Auf dem Sonntagsmarkt von L'Isle sur la Sorgue, Februar 2022

 

Es duftet nach Lavendel und frischen Kräutern. Nach Gewürzen und Olivenöl, nach Brathähnchen und frischem Kaffee. Und es duftet nach Mimosen. Die Arme voll der goldgelben Blütenpracht, kommen uns die Menschen an diesem Sonntagmorgen auf dem Markt in L’Isle sur la Sorgue entgegen. Goldgelb wie die Sonne, die am blauen Himmel strahlt. Und während in der Ukraine die Menschen um ihre Freiheit und um ihr Leben kämpfen, genießen die Menschen auf dem Markt zur gleichen Zeit ganz unbekümmert ihre neue Maskenfreiheit. Wie passt das zusammen?

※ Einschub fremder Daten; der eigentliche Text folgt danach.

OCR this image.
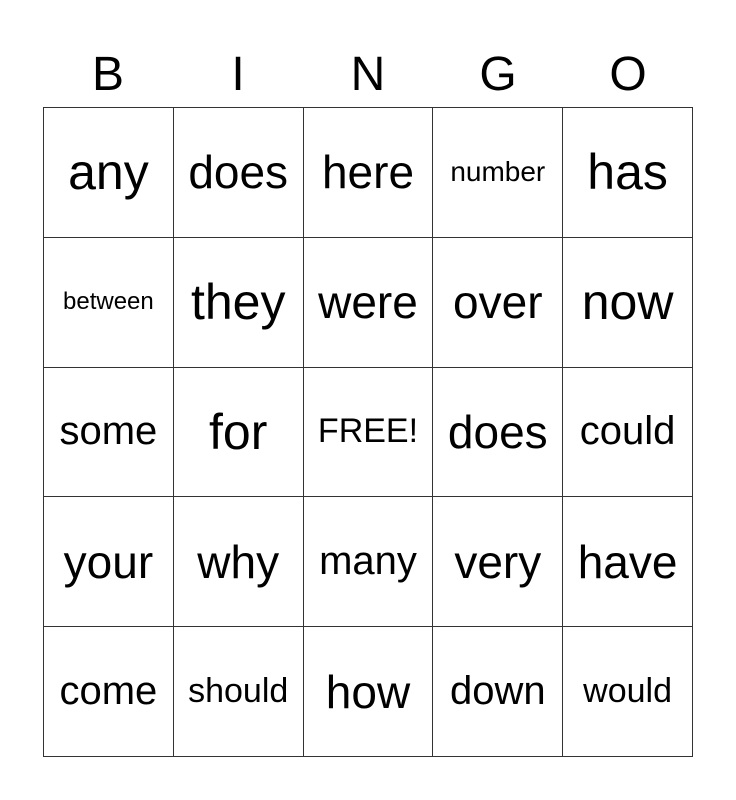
B	I	N	G	O
any does here	number has
between they were over now
some	for	FREE! does could
your why many very have
come should how down	would
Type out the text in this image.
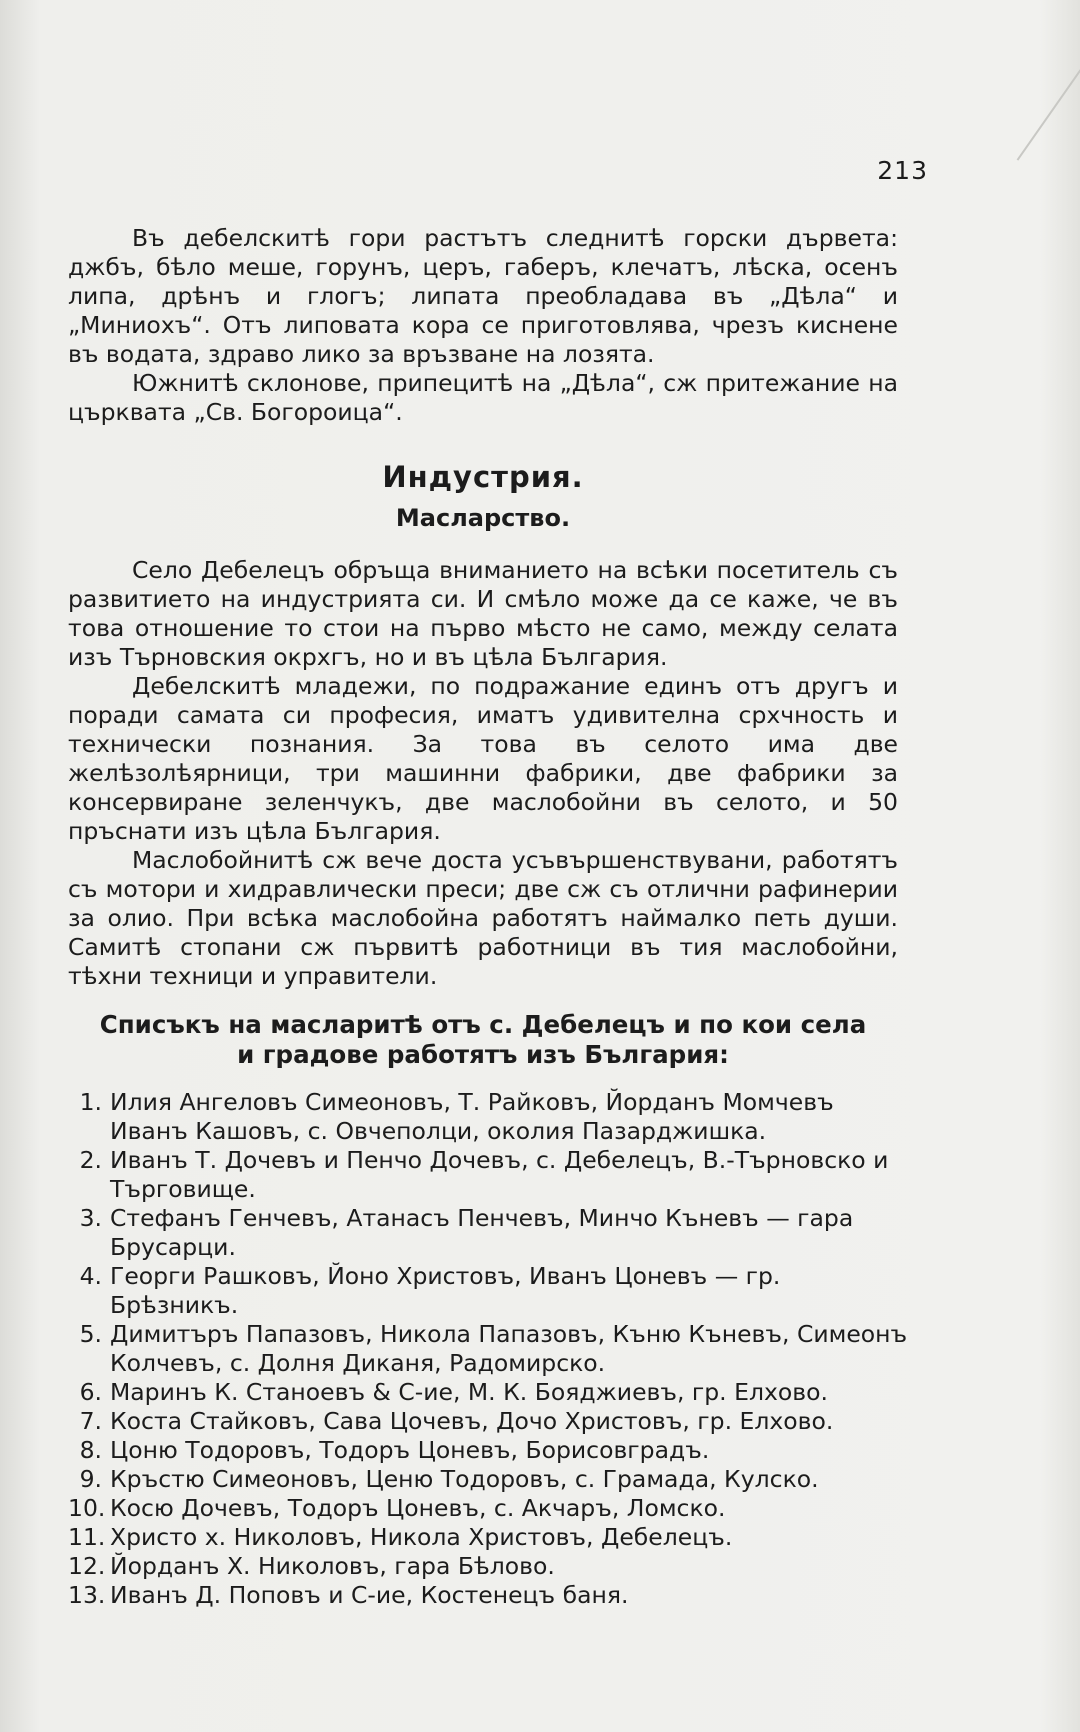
213

Въ дебелскитѣ гори растътъ следнитѣ горски дървета: джбъ, бѣло меше, горунъ, церъ, габеръ, клечатъ, лѣска, осенъ липа, дрѣнъ и глогъ; липата преобладава въ „Дѣла“ и „Миниохъ“. Отъ липовата кора се приготовлява, чрезъ киснене въ водата, здраво лико за връзване на лозята.

Южнитѣ склонове, припецитѣ на „Дѣла“, сж притежание на църквата „Св. Богороица“.

Индустрия.
Масларство.

Село Дебелецъ обръща вниманието на всѣки посетитель съ развитието на индустрията си. И смѣло може да се каже, че въ това отношение то стои на първо мѣсто не само, между селата изъ Търновския окрхгъ, но и въ цѣла България.

Дебелскитѣ младежи, по подражание единъ отъ другъ и поради самата си професия, иматъ удивителна срхчность и технически познания. За това въ селото има две желѣзолѣярници, три машинни фабрики, две фабрики за консервиране зеленчукъ, две маслобойни въ селото, и 50 пръснати изъ цѣла България.

Маслобойнитѣ сж вече доста усъвършенствувани, работятъ съ мотори и хидравлически преси; две сж съ отлични рафинерии за олио. При всѣка маслобойна работятъ наймалко петь души. Самитѣ стопани сж първитѣ работници въ тия маслобойни, тѣхни техници и управители.

Списъкъ на масларитѣ отъ с. Дебелецъ и по кои села
и градове работятъ изъ България:
1. Илия Ангеловъ Симеоновъ, Т. Райковъ, Йорданъ Момчевъ Иванъ Кашовъ, с. Овчеполци, околия Пазарджишка.
2. Иванъ Т. Дочевъ и Пенчо Дочевъ, с. Дебелецъ, В.-Търновско и Търговище.
3. Стефанъ Генчевъ, Атанасъ Пенчевъ, Минчо Къневъ — гара Брусарци.
4. Георги Рашковъ, Йоно Христовъ, Иванъ Цоневъ — гр. Брѣзникъ.
5. Димитъръ Папазовъ, Никола Папазовъ, Къню Къневъ, Симеонъ Колчевъ, с. Долня Диканя, Радомирско.
6. Маринъ К. Станоевъ & С-ие, М. К. Бояджиевъ, гр. Елхово.
7. Коста Стайковъ, Сава Цочевъ, Дочо Христовъ, гр. Елхово.
8. Цоню Тодоровъ, Тодоръ Цоневъ, Борисовградъ.
9. Кръстю Симеоновъ, Ценю Тодоровъ, с. Грамада, Кулско.
10. Косю Дочевъ, Тодоръ Цоневъ, с. Акчаръ, Ломско.
11. Христо х. Николовъ, Никола Христовъ, Дебелецъ.
12. Йорданъ Х. Николовъ, гара Бѣлово.
13. Иванъ Д. Поповъ и С-ие, Костенецъ баня.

Ja, manchmal fühlt man sich wie aus der Welt gefallen. Aber so ist das: Die Bilder und Nachrichten, vor denen man nicht fliehen kann, hat man im Kopf, und drumherum geht das Leben trotzdem wie gewohnt weiter. Das Leben… – es spielt immer auf der ganzen Klaviatur der Gefühle. Trauer und Glück liegen da nur wenige Tasten auseinander.

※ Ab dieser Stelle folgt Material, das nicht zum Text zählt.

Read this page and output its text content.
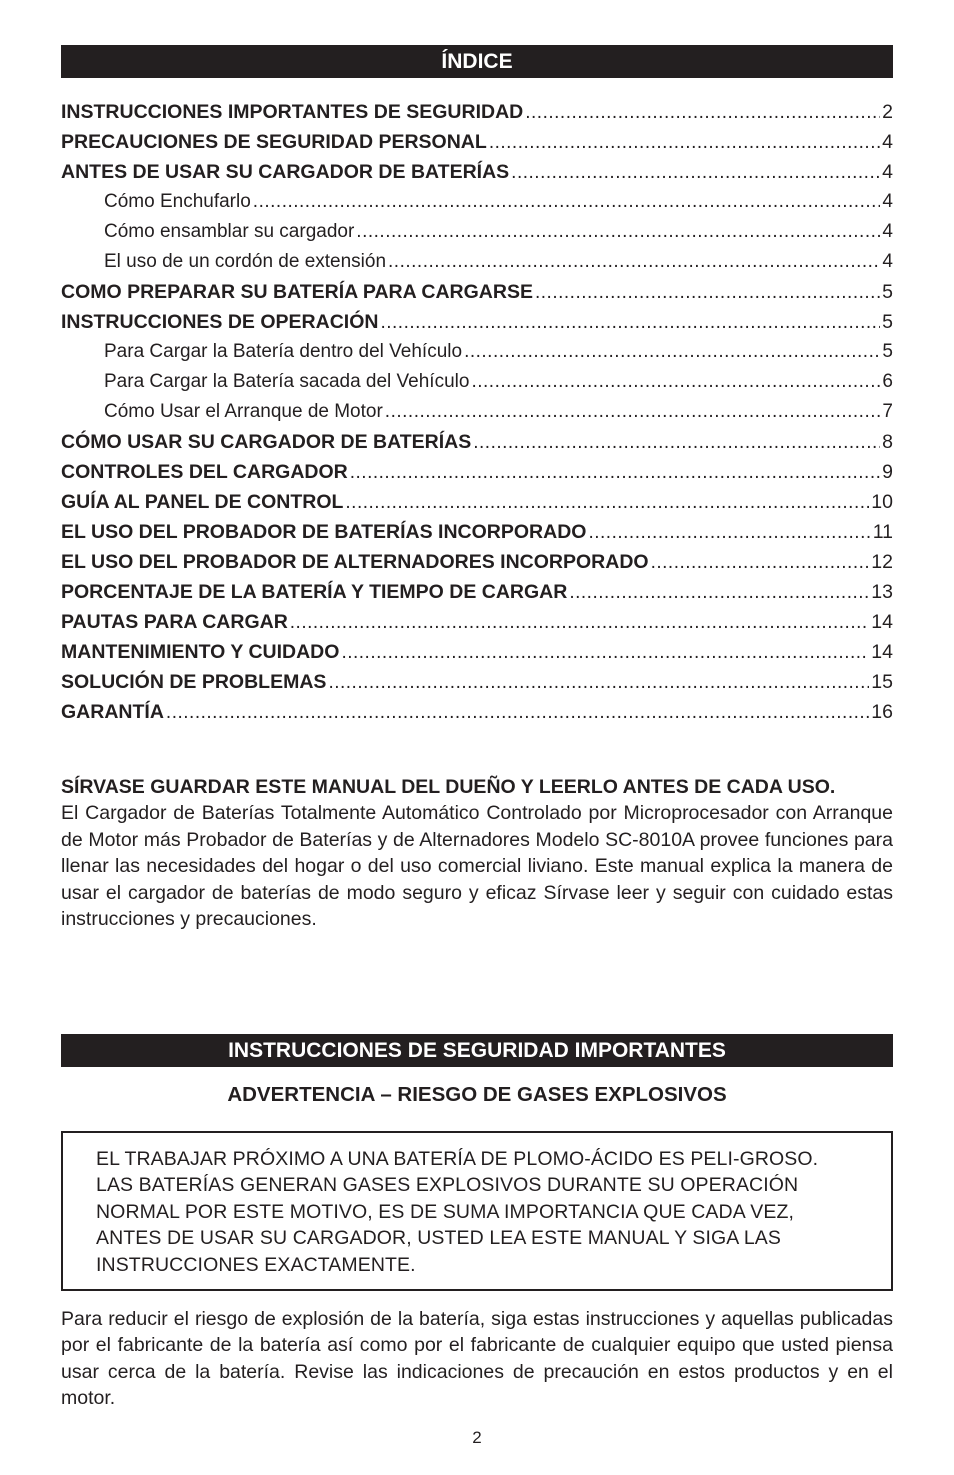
ÍNDICE
INSTRUCCIONES IMPORTANTES DE SEGURIDAD .....	2
PRECAUCIONES DE SEGURIDAD PERSONAL .....	4
ANTES DE USAR SU CARGADOR DE BATERÍAS .....	4
Cómo Enchufarlo .....	4
Cómo ensamblar su cargador .....	4
El uso de un cordón de extensión .....	4
COMO PREPARAR SU BATERÍA PARA CARGARSE .....	5
INSTRUCCIONES DE OPERACIÓN .....	5
Para Cargar la Batería dentro del Vehículo .....	5
Para Cargar la Batería sacada del Vehículo .....	6
Cómo Usar el Arranque de Motor .....	7
CÓMO USAR SU CARGADOR DE BATERÍAS .....	8
CONTROLES DEL CARGADOR .....	9
GUÍA AL PANEL DE CONTROL .....	10
EL USO DEL PROBADOR DE BATERÍAS INCORPORADO .....	11
EL USO DEL PROBADOR DE ALTERNADORES INCORPORADO .....	12
PORCENTAJE DE LA BATERÍA Y TIEMPO DE CARGAR .....	13
PAUTAS PARA CARGAR .....	14
MANTENIMIENTO Y CUIDADO .....	14
SOLUCIÓN DE PROBLEMAS .....	15
GARANTÍA .....	16
SÍRVASE GUARDAR ESTE MANUAL DEL DUEÑO Y LEERLO ANTES DE CADA USO.
El Cargador de Baterías Totalmente Automático Controlado por Microprocesador con Arranque de Motor más Probador de Baterías y de Alternadores Modelo SC-8010A provee funciones para llenar las necesidades del hogar o del uso comercial liviano. Este manual explica la manera de usar el cargador de baterías de modo seguro y eficaz Sírvase leer y seguir con cuidado estas instrucciones y precauciones.
INSTRUCCIONES DE SEGURIDAD IMPORTANTES
ADVERTENCIA – RIESGO DE GASES EXPLOSIVOS
EL TRABAJAR PRÓXIMO A UNA BATERÍA DE PLOMO-ÁCIDO ES PELI-GROSO. LAS BATERÍAS GENERAN GASES EXPLOSIVOS DURANTE SU OPERACIÓN NORMAL POR ESTE MOTIVO, ES DE SUMA IMPORTANCIA QUE CADA VEZ, ANTES DE USAR SU CARGADOR, USTED LEA ESTE MANUAL Y SIGA LAS INSTRUCCIONES EXACTAMENTE.
Para reducir el riesgo de explosión de la batería, siga estas instrucciones y aquellas publicadas por el fabricante de la batería así como por el fabricante de cualquier equipo que usted piensa usar cerca de la batería. Revise las indicaciones de precaución en estos productos y en el motor.
2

Die Energien pulsieren wieder, es wird Frühling, seiner Schönheit kann man sich schwer entziehen. Und die Mimosen gehören zu seinen ersten Boten. So flauschig sind die vielen kleinen Pompons und so zart der süße, honigähnliche Duft, den sie ausströmen! Na ja, streng genommen sind es die „falschen“ Mimosen, auch wenn sie in Frankreich so genannt werden: Im Gegensatz zu den echten Mimosen, im Volksmund Rühr-mich-nicht-an genannt, handelt es sich bei den falschen eigentlich um Silberakazien. Das Blattwerk beider Pflanzen ist sich sehr ähnlich. Doch während sich die Blätter der echten Mimose – ganz mimosenhaft – schon auf eine leichte Berührung hin empfindlich zusammenziehen, zeigen sich die Silberakazien davon gänzlich unberührt. Allerdings ziehen sich die Wattebüschel der Blüten nach dem Pflücken schnell zusammen und welken in der Vase zusehends dahin. Ein kurzer Zauber. Schönheit ist vergänglich.

Mimosen

Der provenzalische Markt ist an jedem Sonntag ein Fest der Sinne. Und wie zur sommerlichen Ferienzeit beginnt dieses Fest bereits jetzt mit der Suche nach einem Parkplatz. Alles wie immer. Die Stadt ist voller Menschen, auch wenn noch nicht alle Stände wieder da sind. In großen, hölzernen Schalen glänzen die schwarzen und grünen Oliven in der Sonne, sie sind mit Kräutern, Knoblauch oder Zitronen mariniert. Lavendelsäckchen und Rosmarinseifen, farbenfrohe Tischdecken und Handtücher, modische Handtaschen und bunte Armbänder liegen auf den Tischen. Verkäufer verteilen Brotscheiben mit Marmeladen und Tapenaden zum Kosten, an anderen Ständen kann man Käse und Salami probieren. Die ersten frischen Tomaten sind schon zu kaufen!

Wer seinen Sonntagseinkauf erledigt hat, macht sich auf die Suche nach einem freien Platz in den vielen Cafés und Restaurants entlang der kleinen Gässchen, die den Markt säumen. Das ist gar nicht mehr so einfach. Es ist schon Mittagszeit. Die Kellner servieren ihre Menus und der Rosé-Wein leuchtet in den Gläsern. Menschen lachen, rufe sich Grußworte zu, wenden ihre Gesichter in die Sonne. Die Stimmung ist unbeschwert, das Leben ist schön! Aber es ist auch so kostbar, so einmalig, und daran werden wir spätestens wieder erinnert, als wir auf dem Handy die neuesten Nachrichten aufleuchten sehen.